Adrian

    Adrian

    Devil's night

    Adrian
    c.ai

    Ela não deveria estar ali.

    A noite estava pesada, o tipo de silêncio que grita perigo. Escondida atrás das árvores, ela prendeu a respiração quando viu… eles.

    Damon e Emory.

    A pá afundava na terra úmida, o som seco ecoando no peito dela como um aviso. O corpo… imóvel. Sem nome. Sem história. Apenas um segredo sendo enterrado.

    Emory limpou as mãos, fria, como se aquilo fosse rotina. Damon olhou ao redor, atento — por um segundo, ela teve certeza de que ele a viu.

    Mas não viu.

    Ela recuou, coração disparado, mente em caos. Ninguém sabia que ela estava ali. Ninguém sabia o que ela tinha visto.

    E era exatamente isso que a tornava perigosa.

    Porque agora… ela carregava um segredo que poderia destruir todos eles.

    Ela achou que tinha escapado.

    Mas não tinha.

    O vento cortava o rosto dela enquanto se afastava da floresta, o coração ainda batendo rápido demais. Foi então que sentiu.

    Alguém ali.

    Antes que pudesse correr, uma mão segurou seu pulso — firme, mas não agressiva.

    — Você viu — a voz dele era baixa, quase curiosa.

    Ela ergueu o olhar devagar.

    Ele não era como os outros.

    Enquanto os quatro eram caos, ele era silêncio. Observador. Calculista.

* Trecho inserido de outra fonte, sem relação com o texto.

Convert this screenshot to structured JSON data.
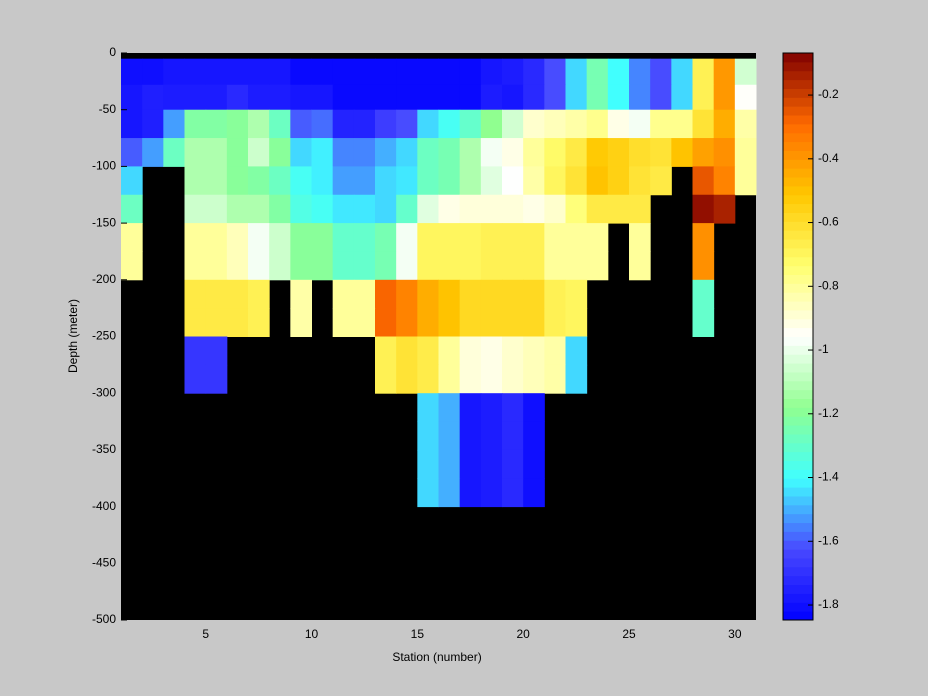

O tipo de pessoa que não precisava sujar as mãos pra ser perigoso.

    O quinto.

    Ninguém falava muito dele, mas todos sabiam que ele existia.

    — Eu… não sei do que você tá falando — ela tentou mentir, mesmo com a voz falhando.

    Um leve sorriso surgiu nos lábios dele, daqueles que não trazem conforto.

    — Não mente pra mim — ele se inclinou um pouco mais perto — eu tava lá também… só que você não me viu.

    O sangue dela gelou.

    Ele tinha visto tudo. Inclusive ela.

    Por um momento, ela pensou que ele a entregaria. Que chamaria os outros. Que aquele seria o fim.

    Mas ele não fez isso.

    Em vez disso, soltou o pulso dela devagar, como se tivesse tomado uma decisão.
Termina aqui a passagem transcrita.